Figure 2: The checker-board illusion by Adelson, illustrating that even brightness perception depends on assumptions derived from context. (For further descriptions see text.)
The mechanism leading to this “false” perception, to this “illusion”, has of course an important function. Our brain uses this principle to generate perceptual constancy, e.g., to keep colours and contrasts constant despite different illumination conditions. The spectral composition and the intensity of the sunlight change dramatically throughout the day, and therefore the spectral mix of light reflected from a particular, edible berry differs in the morning from that at noon. An animal that relies on colour to distinguish one edible berry from another, slightly more violet and poisonous berry, cannot rely on an analysis of the “true” or actual spectral composition of reflected light. It first has to assess the spectral composition of the light source—the sunlight—and then must reconstruct the perceived colour. Our brains accomplish this by assessing the actual lighting conditions, by comparing the colours of the sky, of stones, of leaves and barks etc. and then, by using this contextual information, compute the “real” colour of the berries to identify that which is edible. Our brains are capable of assuring colour constancy despite changing illumination conditions, but we are completely unaware of the complexity of the computations assuring constancy and thereby survival in a changing world. In essence, all these operations are based on the evaluation of relations. We rarely perceive absolute values such as those measured by physical devices, be it intensities of stimuli, wave-lengths of sound or light waves, or chemical concentrations. We mostly perceive these variables in relation to others, as differences, increments and contrasts, such that these comparisons are made both across space and time. This is a very economical and efficient strategy because it emphasizes differences, permits coverage of wide ranges of intensities and, as mentioned above, allows for constancy. Given the advantages of these well-adapted heuristics it is at least questionable whether one should confront the resulting perceptions as illusions.

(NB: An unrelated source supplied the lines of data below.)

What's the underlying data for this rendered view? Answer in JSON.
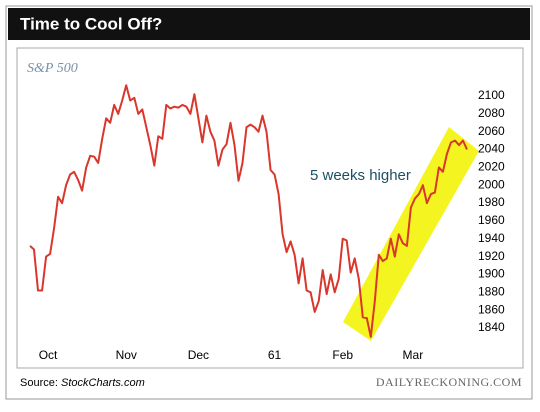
{
  "chart_data": {
    "type": "line",
    "title": "Time to Cool Off?",
    "subtitle": "S&P 500",
    "annotation": "5 weeks higher",
    "source_label": "Source:",
    "source": "StockCharts.com",
    "brand": "DAILYRECKONING.COM",
    "x": [
      0,
      1,
      2,
      3,
      4,
      5,
      6,
      7,
      8,
      9,
      10,
      11,
      12,
      13,
      14,
      15,
      16,
      17,
      18,
      19,
      20,
      21,
      22,
      23,
      24,
      25,
      26,
      27,
      28,
      29,
      30,
      31,
      32,
      33,
      34,
      35,
      36,
      37,
      38,
      39,
      40,
      41,
      42,
      43,
      44,
      45,
      46,
      47,
      48,
      49,
      50,
      51,
      52,
      53,
      54,
      55,
      56,
      57,
      58,
      59,
      60,
      61,
      62,
      63,
      64,
      65,
      66,
      67,
      68,
      69,
      70,
      71,
      72,
      73,
      74,
      75,
      76,
      77,
      78,
      79,
      80,
      81,
      82,
      83,
      84,
      85,
      86,
      87,
      88,
      89,
      90,
      91,
      92,
      93,
      94,
      95,
      96,
      97,
      98,
      99,
      100,
      101,
      102,
      103,
      104,
      105,
      106,
      107,
      108,
      109
    ],
    "series": [
      {
        "name": "S&P 500",
        "color": "#d9362c",
        "values": [
          1932,
          1928,
          1882,
          1882,
          1920,
          1923,
          1952,
          1987,
          1980,
          2000,
          2012,
          2015,
          2006,
          1994,
          2020,
          2033,
          2032,
          2025,
          2052,
          2075,
          2070,
          2090,
          2080,
          2095,
          2112,
          2095,
          2098,
          2080,
          2085,
          2065,
          2045,
          2022,
          2055,
          2052,
          2090,
          2086,
          2088,
          2087,
          2090,
          2088,
          2080,
          2102,
          2075,
          2048,
          2078,
          2060,
          2050,
          2022,
          2040,
          2046,
          2070,
          2045,
          2005,
          2025,
          2065,
          2068,
          2065,
          2060,
          2078,
          2060,
          2017,
          2012,
          1990,
          1945,
          1925,
          1937,
          1922,
          1890,
          1918,
          1882,
          1880,
          1858,
          1870,
          1905,
          1878,
          1900,
          1880,
          1895,
          1940,
          1938,
          1902,
          1918,
          1895,
          1852,
          1851,
          1830,
          1870,
          1922,
          1915,
          1918,
          1940,
          1920,
          1945,
          1935,
          1932,
          1975,
          1985,
          1990,
          2000,
          1980,
          1990,
          1992,
          2020,
          2015,
          2035,
          2048,
          2050,
          2045,
          2050,
          2040
        ]
      }
    ],
    "xlim": [
      -3,
      110
    ],
    "xticks": [
      {
        "value": 4.5,
        "label": "Oct"
      },
      {
        "value": 24,
        "label": "Nov"
      },
      {
        "value": 42,
        "label": "Dec"
      },
      61,
      {
        "value": 78,
        "label": "Feb"
      },
      {
        "value": 95.5,
        "label": "Mar"
      }
    ],
    "ylim": [
      1820,
      2124
    ],
    "yticks": [
      1840,
      1860,
      1880,
      1900,
      1920,
      1940,
      1960,
      1980,
      2000,
      2020,
      2040,
      2060,
      2080,
      2100
    ],
    "grid": false
  }
}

3.5 Conclusion of the excursion into epistemology
Evolution- and experience-dependent development determine and shape the architecture of the brain. Through these processes, knowledge about the world and strategies to use this knowledge for survival and reproduction are implemented in brain architectures. These in turn determine what and how an organism perceives and how it behaves. Because of the selection criteria that guides evolution, the brain adapted to the narrow segment of the world in which life has evolved, and its functions have been optimized to extract and process those signals that best serve survival and reproduction. Thus the cognitive functions of the brain have probably not been optimized for understanding the deeper structure of the world that assures coherence across scales and cannot be perceived directly. Similarly, the rules according to which we evaluate contingencies and establish associations among events are implemented by specific molecular mechanisms that translate temporal correlations of neuronal activity into lasting changes in the efficacy of neuronal connections. These rules have been preserved virtually unchanged since the evolution of primitive nervous systems, and are at the basis of assignments of causality and the formation of associations. Again, these rules are highly efficient for the generation of models of the mesoscopic world and the formulation of predictions, but they do not apply to processes in the quantum world or to the relativistic dynamics of the universe. Given these specific adaptations of our cognitive functions, one might consider that similar restrictions may also hold for the way we reason. If so, this would present a serious challenge for the generalisation of models and theories based on extrapolation.